University of Minnesota Alumni Association

Alumni Stories

From Lawrence McKenzie to Mac Irv

Star Gopher basketball player turned rapper says, "You need to keep your mind strong."

Photo by Isaac Hale/2016 Star Tribune

IIf you hear a Mac Irv hip-hop song coursing through the concourses of Williams Arena during a Gopher men’s basketball game, consider it good news for the maroon and gold. When the rapper unleashed two versions of “Gametime”— changing the lyrics to name-check different players on the rosters of first the 2011-12 team and then the 2012-13 squad— the Gophs won more than 20 games each season. And last year he sprung “Minnesota March” in honor of the 2016-17 team’s surprising leap into the “March Madness” of the NCAA tournament.

Injuries have shelved that possibility this season. Nevertheless, “If they ask me for another song I’ll definitely put something together to help out,” he says. “It combines the two things I love: rapping and basketball.”

Indeed. Mac Irv is the artist formerly known as Lawrence McKenzie (B.S. ’08), a star guard for the University of Minnesota from 2006 to 2008 who once held the school record for most 3-pointers made in a season. By then he was already a local hoops legend, having won four straight Minnesota state basketball titles at Patrick Henry High School in North Minneapolis.

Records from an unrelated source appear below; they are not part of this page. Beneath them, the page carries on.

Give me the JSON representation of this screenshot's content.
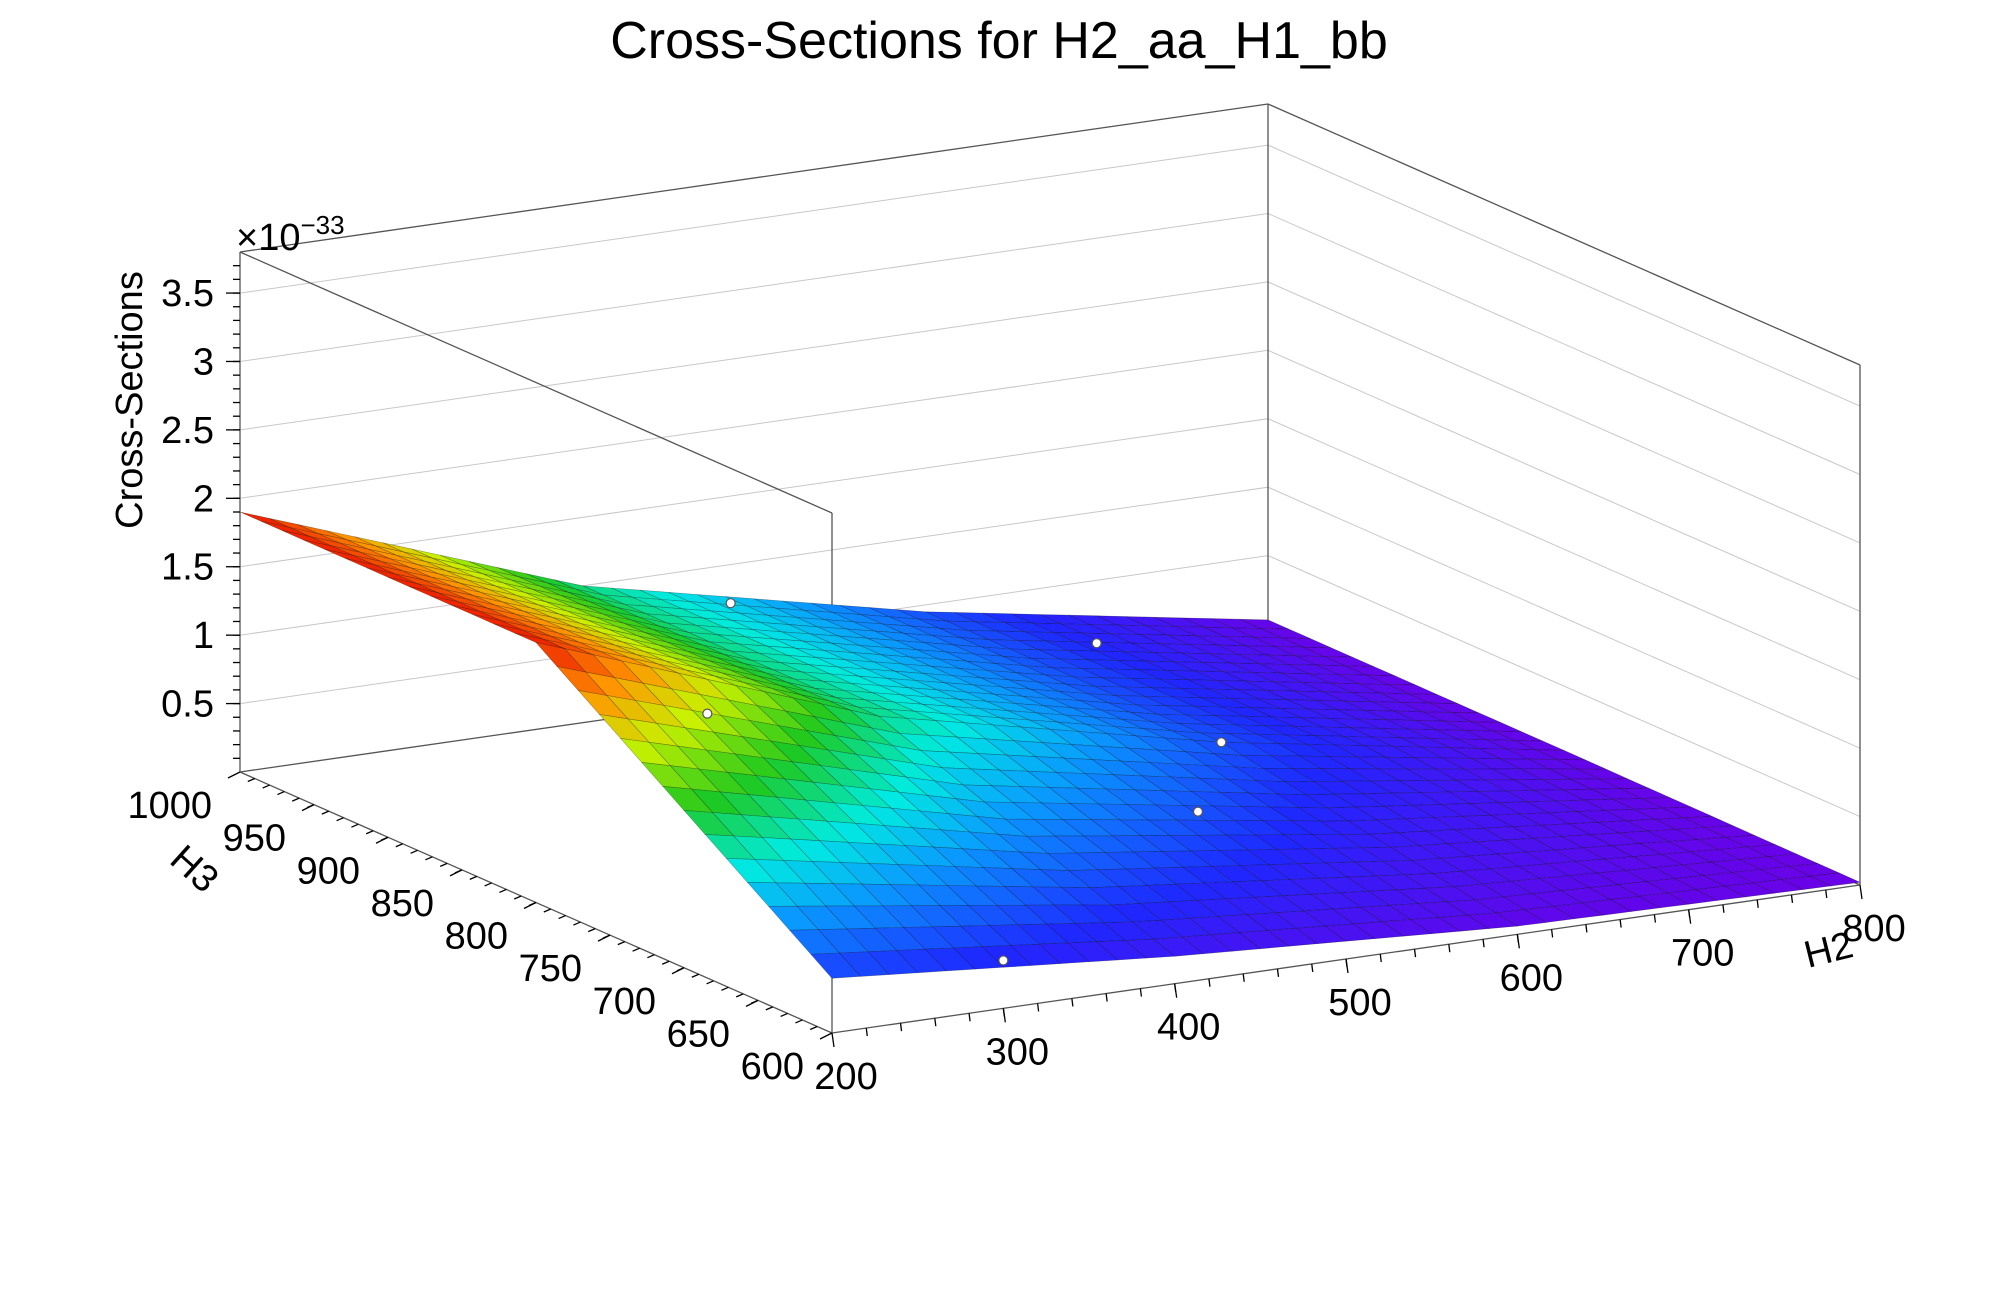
{
  "chart_data": {
    "type": "surface",
    "title": "Cross-Sections for H2_aa_H1_bb",
    "x_axis": {
      "label": "H2",
      "range": [
        200,
        800
      ],
      "ticks": [
        200,
        300,
        400,
        500,
        600,
        700,
        800
      ],
      "tick_labels": [
        "200",
        "300",
        "400",
        "500",
        "600",
        "700",
        "800"
      ]
    },
    "y_axis": {
      "label": "H3",
      "range": [
        600,
        1000
      ],
      "ticks": [
        600,
        650,
        700,
        750,
        800,
        850,
        900,
        950,
        1000
      ],
      "tick_labels": [
        "600",
        "650",
        "700",
        "750",
        "800",
        "850",
        "900",
        "950",
        "1000"
      ]
    },
    "z_axis": {
      "label": "Cross-Sections",
      "exponent_label": "×10",
      "exponent_power": "−33",
      "range": [
        0,
        3.8
      ],
      "ticks": [
        0.5,
        1,
        1.5,
        2,
        2.5,
        3,
        3.5
      ],
      "tick_labels": [
        "0.5",
        "1",
        "1.5",
        "2",
        "2.5",
        "3",
        "3.5"
      ]
    },
    "grid": true,
    "colormap": "rainbow",
    "surface": {
      "h2_nodes": [
        200,
        400,
        600,
        800
      ],
      "h3_nodes": [
        600,
        800,
        1000
      ],
      "values": [
        [
          0.4,
          1.9,
          1.9
        ],
        [
          0.2,
          1.0,
          1.0
        ],
        [
          0.06,
          0.45,
          0.45
        ],
        [
          0.02,
          0.03,
          0.03
        ]
      ]
    },
    "markers": [
      {
        "h2": 300,
        "h3": 800,
        "z": 1.2
      },
      {
        "h2": 400,
        "h3": 900,
        "z": 1.35
      },
      {
        "h2": 500,
        "h3": 700,
        "z": 0.6
      },
      {
        "h2": 600,
        "h3": 800,
        "z": 0.45
      },
      {
        "h2": 700,
        "h3": 1000,
        "z": 0.04
      },
      {
        "h2": 300,
        "h3": 600,
        "z": 0.35
      }
    ]
  }
}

Growing up, McKenzie patterned his game after his first hero, Penny Hardaway, the charismatic NBA guard known for slick passes and attacking the rim. Unfortunately, like Hardaway, McKenzie was waylaid by an assortment of painful injuries. By 2011, the athlete with “never” and “quit” tattooed on his biceps was following the advice of his mother, Dianne McKenzie, on the best way to confront the inevitability of career-ending hip surgery.

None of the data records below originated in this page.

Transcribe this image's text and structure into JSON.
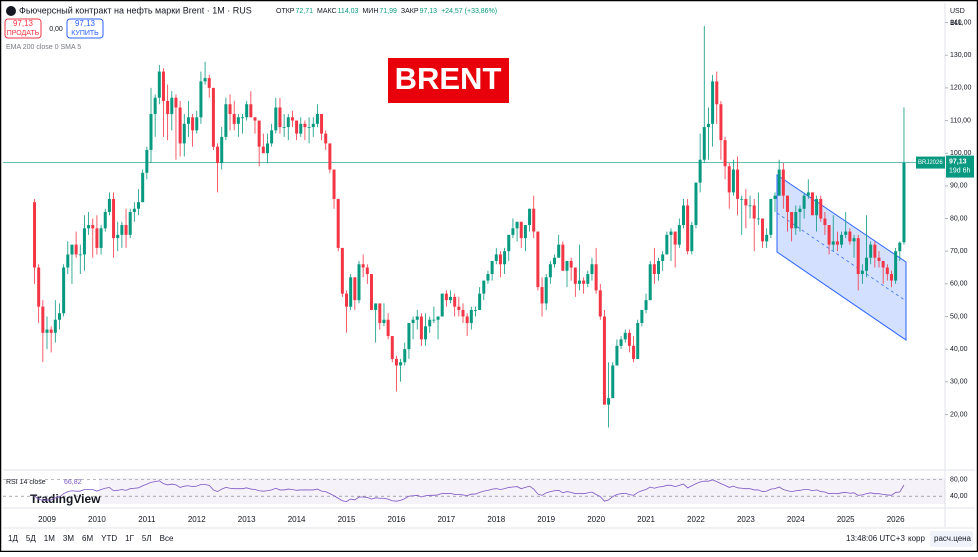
{
  "header": {
    "title": "Фьючерсный контракт на нефть марки Brent · 1M · RUS",
    "ohlc": [
      {
        "label": "ОТКР",
        "value": "72,71"
      },
      {
        "label": "МАКС",
        "value": "114,03"
      },
      {
        "label": "МИН",
        "value": "71,99"
      },
      {
        "label": "ЗАКР",
        "value": "97,13"
      }
    ],
    "change": "+24,57 (+33,86%)",
    "sell_price": "97,13",
    "sell": "ПРОДАТЬ",
    "spread": "0,00",
    "buy_price": "97,13",
    "buy": "КУПИТЬ",
    "indicator": "EMA 200 close 0 SMA 5",
    "currency": "USD",
    "unit": "BLL"
  },
  "banner": "BRENT",
  "chart_data": {
    "type": "candlestick",
    "yticks": [
      {
        "value": 20,
        "label": "20,00"
      },
      {
        "value": 30,
        "label": "30,00"
      },
      {
        "value": 40,
        "label": "40,00"
      },
      {
        "value": 50,
        "label": "50,00"
      },
      {
        "value": 60,
        "label": "60,00"
      },
      {
        "value": 70,
        "label": "70,00"
      },
      {
        "value": 80,
        "label": "80,00"
      },
      {
        "value": 90,
        "label": "90,00"
      },
      {
        "value": 100,
        "label": "100,00"
      },
      {
        "value": 110,
        "label": "110,00"
      },
      {
        "value": 120,
        "label": "120,00"
      },
      {
        "value": 130,
        "label": "130,00"
      },
      {
        "value": 140,
        "label": "140,00"
      }
    ],
    "ylim": [
      3.6,
      146
    ],
    "years": [
      "2009",
      "2010",
      "2011",
      "2012",
      "2013",
      "2014",
      "2015",
      "2016",
      "2017",
      "2018",
      "2019",
      "2020",
      "2021",
      "2022",
      "2023",
      "2024",
      "2025",
      "2026"
    ],
    "up_color": "#089981",
    "down_color": "#f23645",
    "last": {
      "symbol": "BRJ2026",
      "price": "97,13",
      "countdown": "19d 6h"
    },
    "candles": [
      [
        85,
        86,
        60,
        65
      ],
      [
        65,
        66,
        48,
        53
      ],
      [
        53,
        55,
        36,
        45
      ],
      [
        45,
        50,
        40,
        46
      ],
      [
        46,
        47,
        39,
        45
      ],
      [
        45,
        55,
        42,
        49
      ],
      [
        49,
        54,
        46,
        51
      ],
      [
        51,
        66,
        50,
        65
      ],
      [
        65,
        73,
        63,
        69
      ],
      [
        69,
        72,
        60,
        72
      ],
      [
        72,
        76,
        68,
        69
      ],
      [
        69,
        72,
        63,
        69
      ],
      [
        69,
        81,
        64,
        77
      ],
      [
        77,
        82,
        75,
        78
      ],
      [
        78,
        80,
        68,
        77
      ],
      [
        77,
        81,
        69,
        71
      ],
      [
        71,
        78,
        69,
        77
      ],
      [
        77,
        83,
        76,
        82
      ],
      [
        82,
        88,
        81,
        86
      ],
      [
        86,
        88,
        68,
        74
      ],
      [
        74,
        79,
        70,
        75
      ],
      [
        75,
        79,
        71,
        78
      ],
      [
        78,
        83,
        71,
        75
      ],
      [
        75,
        83,
        74,
        82
      ],
      [
        82,
        85,
        79,
        83
      ],
      [
        83,
        89,
        81,
        85
      ],
      [
        85,
        95,
        85,
        94
      ],
      [
        94,
        102,
        92,
        101
      ],
      [
        101,
        120,
        97,
        112
      ],
      [
        112,
        118,
        105,
        117
      ],
      [
        117,
        127,
        115,
        125
      ],
      [
        125,
        126,
        105,
        116
      ],
      [
        116,
        121,
        104,
        112
      ],
      [
        112,
        119,
        107,
        117
      ],
      [
        117,
        118,
        98,
        114
      ],
      [
        114,
        116,
        99,
        103
      ],
      [
        103,
        112,
        99,
        109
      ],
      [
        109,
        116,
        105,
        111
      ],
      [
        111,
        112,
        102,
        107
      ],
      [
        107,
        113,
        106,
        111
      ],
      [
        111,
        125,
        109,
        122
      ],
      [
        122,
        128,
        121,
        123
      ],
      [
        123,
        124,
        117,
        120
      ],
      [
        120,
        120,
        101,
        102
      ],
      [
        102,
        103,
        88,
        97
      ],
      [
        97,
        108,
        95,
        105
      ],
      [
        105,
        117,
        104,
        115
      ],
      [
        115,
        118,
        107,
        112
      ],
      [
        112,
        116,
        107,
        109
      ],
      [
        109,
        112,
        105,
        111
      ],
      [
        111,
        112,
        106,
        111
      ],
      [
        111,
        116,
        110,
        115
      ],
      [
        115,
        119,
        111,
        111
      ],
      [
        111,
        111,
        106,
        110
      ],
      [
        110,
        110,
        96,
        102
      ],
      [
        102,
        106,
        101,
        100
      ],
      [
        100,
        106,
        97,
        103
      ],
      [
        103,
        109,
        102,
        107
      ],
      [
        107,
        117,
        106,
        114
      ],
      [
        114,
        117,
        106,
        108
      ],
      [
        108,
        112,
        105,
        108
      ],
      [
        108,
        112,
        104,
        111
      ],
      [
        111,
        113,
        108,
        110
      ],
      [
        110,
        110,
        104,
        106
      ],
      [
        106,
        111,
        105,
        109
      ],
      [
        109,
        110,
        104,
        108
      ],
      [
        108,
        111,
        103,
        108
      ],
      [
        108,
        111,
        105,
        109
      ],
      [
        109,
        115,
        108,
        112
      ],
      [
        112,
        112,
        104,
        106
      ],
      [
        106,
        107,
        101,
        103
      ],
      [
        103,
        103,
        94,
        95
      ],
      [
        95,
        95,
        83,
        86
      ],
      [
        86,
        86,
        70,
        71
      ],
      [
        71,
        71,
        56,
        57
      ],
      [
        57,
        58,
        45,
        53
      ],
      [
        53,
        63,
        52,
        62
      ],
      [
        62,
        62,
        52,
        55
      ],
      [
        55,
        67,
        54,
        66
      ],
      [
        66,
        69,
        62,
        65
      ],
      [
        65,
        66,
        60,
        63
      ],
      [
        63,
        63,
        52,
        52
      ],
      [
        52,
        54,
        42,
        54
      ],
      [
        54,
        54,
        46,
        48
      ],
      [
        48,
        54,
        47,
        49
      ],
      [
        49,
        51,
        43,
        44
      ],
      [
        44,
        44,
        36,
        37
      ],
      [
        37,
        38,
        27,
        35
      ],
      [
        35,
        37,
        30,
        36
      ],
      [
        36,
        42,
        35,
        40
      ],
      [
        40,
        48,
        37,
        48
      ],
      [
        48,
        50,
        43,
        49
      ],
      [
        49,
        52,
        46,
        50
      ],
      [
        50,
        51,
        41,
        43
      ],
      [
        43,
        51,
        41,
        47
      ],
      [
        47,
        50,
        45,
        49
      ],
      [
        49,
        53,
        48,
        49
      ],
      [
        49,
        50,
        43,
        50
      ],
      [
        50,
        57,
        50,
        57
      ],
      [
        57,
        58,
        53,
        55
      ],
      [
        55,
        58,
        54,
        56
      ],
      [
        56,
        57,
        50,
        53
      ],
      [
        53,
        56,
        50,
        52
      ],
      [
        52,
        54,
        48,
        50
      ],
      [
        50,
        51,
        44,
        48
      ],
      [
        48,
        53,
        46,
        52
      ],
      [
        52,
        53,
        50,
        52
      ],
      [
        52,
        59,
        52,
        57
      ],
      [
        57,
        61,
        55,
        61
      ],
      [
        61,
        64,
        60,
        63
      ],
      [
        63,
        67,
        61,
        67
      ],
      [
        67,
        71,
        66,
        69
      ],
      [
        69,
        70,
        62,
        66
      ],
      [
        66,
        71,
        63,
        70
      ],
      [
        70,
        75,
        67,
        75
      ],
      [
        75,
        80,
        74,
        77
      ],
      [
        77,
        79,
        73,
        79
      ],
      [
        79,
        79,
        71,
        74
      ],
      [
        74,
        78,
        70,
        78
      ],
      [
        78,
        83,
        76,
        83
      ],
      [
        83,
        87,
        74,
        76
      ],
      [
        76,
        76,
        58,
        59
      ],
      [
        59,
        62,
        50,
        54
      ],
      [
        54,
        63,
        52,
        62
      ],
      [
        62,
        67,
        60,
        66
      ],
      [
        66,
        69,
        65,
        68
      ],
      [
        68,
        75,
        68,
        72
      ],
      [
        72,
        73,
        64,
        64
      ],
      [
        64,
        67,
        59,
        67
      ],
      [
        67,
        68,
        61,
        65
      ],
      [
        65,
        65,
        56,
        60
      ],
      [
        60,
        72,
        58,
        61
      ],
      [
        61,
        62,
        57,
        60
      ],
      [
        60,
        64,
        59,
        63
      ],
      [
        63,
        68,
        61,
        66
      ],
      [
        66,
        71,
        57,
        58
      ],
      [
        58,
        60,
        49,
        50
      ],
      [
        50,
        52,
        24,
        23
      ],
      [
        23,
        36,
        16,
        25
      ],
      [
        25,
        36,
        25,
        35
      ],
      [
        35,
        43,
        35,
        41
      ],
      [
        41,
        44,
        40,
        43
      ],
      [
        43,
        46,
        42,
        45
      ],
      [
        45,
        46,
        39,
        41
      ],
      [
        41,
        44,
        36,
        37
      ],
      [
        37,
        49,
        37,
        48
      ],
      [
        48,
        52,
        47,
        52
      ],
      [
        52,
        57,
        51,
        55
      ],
      [
        55,
        67,
        55,
        66
      ],
      [
        66,
        71,
        60,
        63
      ],
      [
        63,
        68,
        61,
        67
      ],
      [
        67,
        70,
        64,
        69
      ],
      [
        69,
        76,
        69,
        75
      ],
      [
        75,
        77,
        67,
        76
      ],
      [
        76,
        76,
        65,
        72
      ],
      [
        72,
        80,
        71,
        78
      ],
      [
        78,
        86,
        77,
        84
      ],
      [
        84,
        86,
        69,
        70
      ],
      [
        70,
        79,
        69,
        78
      ],
      [
        78,
        91,
        77,
        91
      ],
      [
        91,
        106,
        88,
        98
      ],
      [
        98,
        139,
        97,
        108
      ],
      [
        108,
        114,
        98,
        109
      ],
      [
        109,
        124,
        102,
        122
      ],
      [
        122,
        125,
        109,
        115
      ],
      [
        115,
        116,
        98,
        104
      ],
      [
        104,
        105,
        92,
        96
      ],
      [
        96,
        97,
        83,
        88
      ],
      [
        88,
        98,
        87,
        95
      ],
      [
        95,
        99,
        81,
        86
      ],
      [
        86,
        87,
        75,
        86
      ],
      [
        86,
        89,
        77,
        84
      ],
      [
        84,
        87,
        80,
        84
      ],
      [
        84,
        86,
        70,
        80
      ],
      [
        80,
        88,
        78,
        80
      ],
      [
        80,
        80,
        71,
        73
      ],
      [
        73,
        77,
        71,
        75
      ],
      [
        75,
        86,
        74,
        86
      ],
      [
        86,
        88,
        82,
        87
      ],
      [
        87,
        98,
        87,
        95
      ],
      [
        95,
        97,
        83,
        87
      ],
      [
        87,
        87,
        76,
        82
      ],
      [
        82,
        82,
        73,
        77
      ],
      [
        77,
        84,
        75,
        82
      ],
      [
        82,
        84,
        76,
        83
      ],
      [
        83,
        88,
        80,
        87
      ],
      [
        87,
        92,
        86,
        88
      ],
      [
        88,
        88,
        81,
        81
      ],
      [
        81,
        87,
        76,
        86
      ],
      [
        86,
        87,
        79,
        80
      ],
      [
        80,
        82,
        75,
        78
      ],
      [
        78,
        78,
        69,
        72
      ],
      [
        72,
        81,
        70,
        73
      ],
      [
        73,
        76,
        70,
        72
      ],
      [
        72,
        76,
        71,
        75
      ],
      [
        75,
        82,
        74,
        76
      ],
      [
        76,
        77,
        72,
        73
      ],
      [
        73,
        75,
        68,
        74
      ],
      [
        74,
        75,
        58,
        63
      ],
      [
        63,
        66,
        60,
        64
      ],
      [
        64,
        81,
        62,
        68
      ],
      [
        68,
        73,
        66,
        72
      ],
      [
        72,
        73,
        65,
        68
      ],
      [
        68,
        70,
        65,
        67
      ],
      [
        67,
        67,
        60,
        65
      ],
      [
        65,
        66,
        61,
        63
      ],
      [
        63,
        64,
        59,
        61
      ],
      [
        61,
        71,
        60,
        70
      ],
      [
        70,
        73,
        67,
        72.6
      ],
      [
        72.71,
        114.03,
        71.99,
        97.13
      ]
    ],
    "rsi": {
      "name": "RSI 14 close",
      "value_label": "66,82",
      "ylim": [
        14,
        98
      ],
      "yticks": [
        {
          "value": 80,
          "label": "80,00"
        },
        {
          "value": 40,
          "label": "40,00"
        }
      ],
      "color": "#7e57c2",
      "values": [
        40,
        33,
        30,
        31,
        31,
        36,
        38,
        46,
        51,
        53,
        52,
        52,
        56,
        56,
        56,
        52,
        56,
        59,
        61,
        53,
        54,
        56,
        54,
        58,
        59,
        60,
        65,
        69,
        73,
        75,
        77,
        70,
        67,
        69,
        67,
        61,
        64,
        65,
        63,
        64,
        68,
        68,
        66,
        55,
        51,
        57,
        61,
        59,
        58,
        58,
        58,
        60,
        57,
        56,
        53,
        52,
        53,
        55,
        59,
        55,
        55,
        57,
        56,
        54,
        55,
        55,
        55,
        55,
        57,
        52,
        51,
        46,
        41,
        35,
        29,
        27,
        33,
        31,
        38,
        38,
        37,
        33,
        36,
        35,
        35,
        33,
        29,
        28,
        30,
        34,
        40,
        41,
        42,
        38,
        41,
        42,
        42,
        43,
        47,
        46,
        47,
        44,
        44,
        43,
        41,
        45,
        45,
        49,
        52,
        54,
        57,
        58,
        56,
        58,
        61,
        62,
        63,
        58,
        61,
        64,
        57,
        45,
        42,
        48,
        51,
        53,
        54,
        48,
        51,
        49,
        46,
        47,
        46,
        48,
        50,
        44,
        39,
        28,
        31,
        39,
        44,
        46,
        47,
        44,
        42,
        49,
        53,
        56,
        62,
        59,
        62,
        63,
        66,
        66,
        63,
        66,
        69,
        60,
        65,
        70,
        74,
        76,
        76,
        79,
        75,
        70,
        66,
        61,
        64,
        60,
        59,
        58,
        58,
        55,
        55,
        51,
        52,
        57,
        58,
        62,
        56,
        53,
        51,
        53,
        54,
        56,
        56,
        53,
        55,
        51,
        50,
        46,
        47,
        46,
        48,
        49,
        47,
        48,
        42,
        43,
        46,
        48,
        46,
        46,
        44,
        43,
        42,
        49,
        50,
        66.82
      ]
    }
  },
  "footer": {
    "brand": "TradingView",
    "ranges": [
      "1Д",
      "5Д",
      "1М",
      "3М",
      "6М",
      "YTD",
      "1Г",
      "5Л",
      "Все"
    ],
    "time": "13:48:06 UTC+3",
    "adj": "корр",
    "calc": "расч.цена"
  }
}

“I get very emotional and I don’t like people to see me like that,” he says. “My mom got me into writing down what I feel. When I didn’t know what I was going to do with my life, that’s when I really started writing. Then I started putting it to different beats and instrumentals.”

Mac Irv was born, named from abbreviations of his last name and his Irving Avenue home. The role model switched from Hardaway to Jay-Z, a word slinger who, as Mac puts it, “wasn’t bragging and boasting as much as storytelling, making people understand your emotions and transferring that energy.”

Mac Irv’s best hip-hop material does that, whether addressing police tensions in the black community on “Change,” or most of his autobiographical album, Misfit 55411. But there are banging party anthems too, such as the recent “Can’t Stop This” and of course the songs celebrating Gopher hoops.

Basketball isn’t the only thing connecting Mac Irv to the U. Through the influence of his father, also Lawrence McKenzie, Mac Irv learned the value of education. “As your legs get weaker, you need to keep your mind strong,” he says, explaining why he got a degree in business marketing. “When I was playing basketball, I didn’t know how or why I would use it. But now I run my own business—Pilot Life Entertainment is my LLC with a couple of partners—and I market myself.”

Case in point: “Minnesota March.” “It’s got 400,000 plays on YouTube, a lot of dope comments, and it is one of my highest played songs on Spotify,” Mac Irv proclaims. “People love it.” Whenever it comes, he’s ready for round two.